I resigned from my self imposed role as ambassador when Trayvon Martin’s murderer was set free. I realized that the people whom I interact with daily were not learning any lessons about my people from me. They had cast me in the role of “other.” They saw me as, “different from other Black people.” They were comfortable enough in this assessment of me to speak ill of a murdered young man and to praise his murderer in front of me. I quit. I realized that trying to be non-threatening was not helping. I realized that packing up the pieces of me that make me me gave them a false sense of who I am. So I quit.
Now I have this little girl. This innocent and beautiful little girl who looks to me for everything. I don’t know what to teach her. I keep praying about it and writing in my journal about it. How do I prepare her for a world where her chocolate skin frightens and offends some before she even gets a chance to open her mouth? How do I empower her to shine her light in a world where people who look like us are murdered with impunity? How do I keep her safe in a world where she can’t get in an accident and knock on a door for help without being shot dead? How do I keep her alive? I’m struggling.

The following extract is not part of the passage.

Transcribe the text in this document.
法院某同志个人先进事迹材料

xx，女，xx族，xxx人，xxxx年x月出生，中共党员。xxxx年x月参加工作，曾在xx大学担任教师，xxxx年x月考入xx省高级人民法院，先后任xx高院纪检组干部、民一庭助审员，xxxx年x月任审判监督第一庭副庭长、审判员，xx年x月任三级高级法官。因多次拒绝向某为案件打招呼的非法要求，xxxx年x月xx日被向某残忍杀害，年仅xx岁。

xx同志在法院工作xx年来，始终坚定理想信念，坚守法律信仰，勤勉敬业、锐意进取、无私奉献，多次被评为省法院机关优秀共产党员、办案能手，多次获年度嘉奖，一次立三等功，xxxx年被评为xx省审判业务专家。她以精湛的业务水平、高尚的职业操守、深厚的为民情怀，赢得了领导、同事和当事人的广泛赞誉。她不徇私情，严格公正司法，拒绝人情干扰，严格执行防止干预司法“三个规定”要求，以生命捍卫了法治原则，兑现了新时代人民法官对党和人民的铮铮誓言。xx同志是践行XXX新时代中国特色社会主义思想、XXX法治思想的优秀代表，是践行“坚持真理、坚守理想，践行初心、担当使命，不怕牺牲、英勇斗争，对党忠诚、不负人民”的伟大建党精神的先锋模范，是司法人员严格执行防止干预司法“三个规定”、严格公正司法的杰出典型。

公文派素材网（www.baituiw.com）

I believe in the power of love. I know people who are all shades of the rainbow who embody love. But how do I protect her from those who present themselves as friends only to later reveal that they don’t see us as American citizens worthy of all of the rights and protections as White citizens? How do I protect her from that hurt or at least build her strong enough to over come it? How do I lead her when I feel so very lost myself?
People who don’t know better will call this blog race baiting. They may accuse me of playing a mythical race card. Their denial of my reality doesn’t make it untrue. Their denial just allows them to dismiss me. But I’m still here. I’m still struggling with these questions. I’m still trying desperately to raise a beautiful, smart, brave and strong little Black girl.